Сонечка, шмыгнув носом и немного успокоившись, насупила брови и сказала:
— Ладно. Договорились! Но в Макдональдс заедем, а то никуда не поеду! Это вот прям точно, и ты должен знать! — в её голосе чувствовалась детская твёрдость, обида ещё не до конца прошла, но было видно, как в глазах загорелись огоньки.
— Ох и папа у нас, негодяй такой! — улыбнулась мама, с лёгкой ноткой сарказма в голосе, и это как-то неожиданно, но действенно, расслабило напряжённую обстановку.
Час спустя мы уже плелись по заснеженной трассе. Отец, совсем недавно получивший права, всё ещё с опаской давил на газ, стараясь не выходить за рамки ритма неспешных начинающих водителей. Салон автомобиля наполняло приятное, тёплое дуновение печки, создавая уютный кокон посреди зимней стужи. За окном проплывали силуэты заснеженных полей, словно белые бархатные простыни, укутывающие землю. Вдалеке пролетали дымные силуэты одиноких деревень, казавшиеся призрачными тенями на фоне белого безмолвия. Редкие, заиндевевшие деревья, словно застывшие в танце, мелькали мимо, а серое небо, с тяжёлыми, низкими облаками, нависало над нами, словно пытаясь обнять весь мир своей тоской.
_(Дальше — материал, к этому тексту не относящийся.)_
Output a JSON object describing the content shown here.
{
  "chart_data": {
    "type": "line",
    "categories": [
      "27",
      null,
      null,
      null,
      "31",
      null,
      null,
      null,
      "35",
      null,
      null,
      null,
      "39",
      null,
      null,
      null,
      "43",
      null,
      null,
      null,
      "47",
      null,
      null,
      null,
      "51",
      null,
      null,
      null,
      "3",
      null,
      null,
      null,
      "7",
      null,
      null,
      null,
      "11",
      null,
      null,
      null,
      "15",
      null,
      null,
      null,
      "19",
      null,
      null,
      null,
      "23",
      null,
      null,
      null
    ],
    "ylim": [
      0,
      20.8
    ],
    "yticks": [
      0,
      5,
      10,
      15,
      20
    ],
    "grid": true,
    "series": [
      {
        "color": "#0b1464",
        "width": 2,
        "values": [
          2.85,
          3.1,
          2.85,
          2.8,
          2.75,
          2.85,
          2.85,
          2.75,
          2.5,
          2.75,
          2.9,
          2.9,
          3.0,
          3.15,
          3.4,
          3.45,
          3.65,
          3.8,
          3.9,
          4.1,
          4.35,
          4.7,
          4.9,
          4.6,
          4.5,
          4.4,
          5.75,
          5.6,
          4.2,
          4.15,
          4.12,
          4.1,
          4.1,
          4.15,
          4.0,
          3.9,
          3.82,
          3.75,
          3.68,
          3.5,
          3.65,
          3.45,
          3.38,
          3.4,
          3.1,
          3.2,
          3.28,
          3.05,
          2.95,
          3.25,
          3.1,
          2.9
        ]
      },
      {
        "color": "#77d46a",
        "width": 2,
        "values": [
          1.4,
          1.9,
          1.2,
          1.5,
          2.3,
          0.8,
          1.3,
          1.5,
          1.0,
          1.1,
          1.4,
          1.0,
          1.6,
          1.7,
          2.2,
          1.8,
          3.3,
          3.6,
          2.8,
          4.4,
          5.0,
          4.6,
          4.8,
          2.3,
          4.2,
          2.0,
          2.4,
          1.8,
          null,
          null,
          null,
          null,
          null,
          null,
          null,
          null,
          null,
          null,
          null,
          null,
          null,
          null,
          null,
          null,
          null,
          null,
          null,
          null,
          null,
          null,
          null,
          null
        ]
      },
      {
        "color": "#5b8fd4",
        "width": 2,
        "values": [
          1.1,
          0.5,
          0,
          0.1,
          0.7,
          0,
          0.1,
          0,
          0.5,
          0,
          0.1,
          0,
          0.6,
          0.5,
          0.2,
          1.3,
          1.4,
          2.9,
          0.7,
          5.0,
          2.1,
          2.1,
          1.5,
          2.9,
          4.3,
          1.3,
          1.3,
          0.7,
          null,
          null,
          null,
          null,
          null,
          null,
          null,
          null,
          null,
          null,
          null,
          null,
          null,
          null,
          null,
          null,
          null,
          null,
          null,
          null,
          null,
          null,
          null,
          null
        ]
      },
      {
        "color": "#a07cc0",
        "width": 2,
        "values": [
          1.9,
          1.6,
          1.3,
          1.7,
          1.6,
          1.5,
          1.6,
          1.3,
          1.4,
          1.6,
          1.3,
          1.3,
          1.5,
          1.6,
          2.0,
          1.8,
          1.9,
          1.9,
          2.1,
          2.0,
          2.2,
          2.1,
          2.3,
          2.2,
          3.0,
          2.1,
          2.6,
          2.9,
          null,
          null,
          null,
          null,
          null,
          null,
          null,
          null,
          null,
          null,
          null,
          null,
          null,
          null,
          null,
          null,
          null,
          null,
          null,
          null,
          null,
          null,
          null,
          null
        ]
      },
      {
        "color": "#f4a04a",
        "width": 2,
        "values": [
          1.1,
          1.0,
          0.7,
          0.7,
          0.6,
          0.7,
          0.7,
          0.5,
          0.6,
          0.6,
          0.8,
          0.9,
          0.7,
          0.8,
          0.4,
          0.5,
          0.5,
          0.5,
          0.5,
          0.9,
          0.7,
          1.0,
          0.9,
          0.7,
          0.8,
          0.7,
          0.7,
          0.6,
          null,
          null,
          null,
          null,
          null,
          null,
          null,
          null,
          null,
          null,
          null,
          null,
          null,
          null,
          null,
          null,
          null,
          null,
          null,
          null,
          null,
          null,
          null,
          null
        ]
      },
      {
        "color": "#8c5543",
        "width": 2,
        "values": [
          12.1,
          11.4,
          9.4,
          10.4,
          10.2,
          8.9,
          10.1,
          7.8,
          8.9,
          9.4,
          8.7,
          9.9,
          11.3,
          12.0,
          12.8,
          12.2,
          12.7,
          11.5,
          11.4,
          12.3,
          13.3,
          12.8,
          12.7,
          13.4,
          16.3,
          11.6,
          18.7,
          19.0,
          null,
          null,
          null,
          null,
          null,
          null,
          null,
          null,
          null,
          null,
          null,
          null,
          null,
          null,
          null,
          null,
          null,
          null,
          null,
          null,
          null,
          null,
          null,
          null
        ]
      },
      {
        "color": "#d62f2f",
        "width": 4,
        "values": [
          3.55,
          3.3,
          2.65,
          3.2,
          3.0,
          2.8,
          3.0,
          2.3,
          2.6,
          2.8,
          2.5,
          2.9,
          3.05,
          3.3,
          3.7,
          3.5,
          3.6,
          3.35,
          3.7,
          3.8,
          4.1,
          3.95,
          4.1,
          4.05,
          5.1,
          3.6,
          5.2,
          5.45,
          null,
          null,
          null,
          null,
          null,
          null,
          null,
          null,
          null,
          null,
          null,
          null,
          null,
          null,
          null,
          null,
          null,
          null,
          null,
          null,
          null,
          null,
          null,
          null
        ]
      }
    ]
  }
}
Наш путь, обещавший быть самым скучным на свете, внезапно обернулся тем, чего мы с сестрой опасались больше всего. Монотонный гул мотора внезапно затих, и машина, сдавленно вздохнув, остановилась на обочине. Отец, чертыхнувшись, предположил, что что-то промёрзло. Вывалившись из машины, словно выплюнутые белым молоком заснеженной рощи, мы разбрелись в поисках укрытия, чтобы справить нужду, в то время как отец, недовольно ворча, принялся ковыряться под капотом, с каждым движением всё больше напоминая рассерженного медведя, разбуженного среди зимней спячки.